Advertisement

Father and son

Watch:

Video
Video

UNLV Season Highlights

The Krugers won't be the first father-son combination to reach the Sweet 16, just the most unlikely.

UNLV coach Lon Kruger and point guard Kevin Kruger are the latest duo on a fairly long father-son list as they head into their Midwest regional semifinal game Friday against Oregon.

Saul Smith played a minute or two in the championship game won by Tubby Smith's Kentucky Wildcats in 1998, then endured enormous pressure as his father's starting point guard a couple of years later.

Pat Knight was a freshman reserve on Bobby Knight's last Final Four team at Indiana in 1992. Valparaiso's Bryce Drew hit one of the NCAA tournament's most famous shots in a first-round upset of Ole Miss, helping his dad Homer's club advance to the Sweet 16 in 1998. Patrick Beilein was the sixth man on the John Beilein-coached West Virginia team that reached the Elite Eight in 2005. Sean and Eddie Sutton reached the tournament's second weekend twice with Sean playing the point at Oklahoma State in the early 1990s.

The situation isn't even new to UNLV. Jerry Tarkanian's Runnin' Rebels spent a couple of weeks at No. 1 with Danny Tarkanian at point guard as a junior in 1983 and reached a Sweet 16 during Danny's senior season.

Oregon would have a father-son combination, too, if coach Ernie Kent's son, Jordan, had not elected to concentrate instead on football.

Yet, the Krugers are mining new territory. One year ago, their season together was an impossibility. Next season, it would have been, too.

Last March, Kevin Kruger was entering his fifth season at Arizona State. He would earn his bachelor's degree in justice studies in late June. His coach, Rod Barnes, had just been fired, and his new coach, Herb Sendek, was certain to go through a rebuilding process.

Then, on April 27, a new rule, Proposal 2005-54 – which was rescinded in January – opened the door for any player who had graduated but still had athletic eligibility to transfer to another school without sitting out a season. Kevin Kruger has been around basketball his entire life and is familiar with all kinds of rules, but this one sounded bizarre.

His first reaction: Why would they do that?

His second reaction: Hey, I've graduated. And I'll bet that my dad could use a point guard at UNLV.

"It was crazy to interpret the rule and then realize that it applies to me," Kevin Kruger said. "That's when it seemed like things were starting to go my way a little bit and lining up for me."

Never before had Kevin had the opportunity to play for his father. As a 10-year-old, he hung out with his father's Florida Gators when they reached the 1994 Final Four. But while Kevin was playing at Walton High in Marietta, Ga., he suffered through his dad's days as coach of the NBA's lowly Atlanta Hawks.

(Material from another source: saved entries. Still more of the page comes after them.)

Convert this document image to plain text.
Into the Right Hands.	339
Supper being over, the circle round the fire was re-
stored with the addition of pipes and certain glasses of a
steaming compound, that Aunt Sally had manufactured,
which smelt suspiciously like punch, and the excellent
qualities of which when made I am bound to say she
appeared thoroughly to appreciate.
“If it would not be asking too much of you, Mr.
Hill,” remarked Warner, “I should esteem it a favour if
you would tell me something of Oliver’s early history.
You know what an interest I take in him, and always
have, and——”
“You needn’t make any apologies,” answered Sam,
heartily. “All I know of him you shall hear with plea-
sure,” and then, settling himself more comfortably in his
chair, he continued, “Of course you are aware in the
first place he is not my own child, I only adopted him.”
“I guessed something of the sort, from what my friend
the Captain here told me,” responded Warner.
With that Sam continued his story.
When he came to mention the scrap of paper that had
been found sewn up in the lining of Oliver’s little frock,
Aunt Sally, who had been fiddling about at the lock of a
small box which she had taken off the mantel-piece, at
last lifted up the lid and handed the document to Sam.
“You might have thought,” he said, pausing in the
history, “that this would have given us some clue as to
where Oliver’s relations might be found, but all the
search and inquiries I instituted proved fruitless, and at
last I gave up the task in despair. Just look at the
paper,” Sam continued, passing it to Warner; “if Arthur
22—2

Lon Kruger also realized the new rule applied to his son, but he wasn't about to tamper with the Arizona State program by talking to Kevin about it. It took a call from Kevin to get things rolling.

"As I told him when he called to bring it up, 'No. 1, you've got to really, really want to do this. And, No. 2, you have to make sure you work it out with coach Sendek,' " Lon Kruger said. "And Kevin did. Coach Sendek made it very easy all the way through. He could have made him feel bad or feel guilty, and he never did that once."

Fitting in at UNLV never was a problem, Lon said, because Kevin had played and gotten along with the Rebels when he came home during breaks from ASU. And UNLV was about to lose its starting point guard to academic problems. There were no apparent chemistry problems.

"The players have made this quite the opposite – a very easy transition – and not a single snag at any point," Lon said. "The timing, in our players' eyes, was very good."

Jerry Tarkanian once said that having your son play for you works only if you're winning. Going 30-6 has made the situation easy on both Krugers.

"It's pretty difficult for any divisions to be created," Kevin said. "There isn't much bad that anyone can really say about (his father), so I don't have to listen to that. There isn't anything to get really, seriously aggravated with."

Even when Kevin went 0-for-8 in the Rebels' first-round game against Georgia Tech and missed six of his first seven against Wisconsin in the second round, he remained confident and relaxed. He hit three straight three-pointers to lead the Rebels to the 74-68 victory, while his dad beamed on the sidelines.

It's the best one-and-done story of this tournament.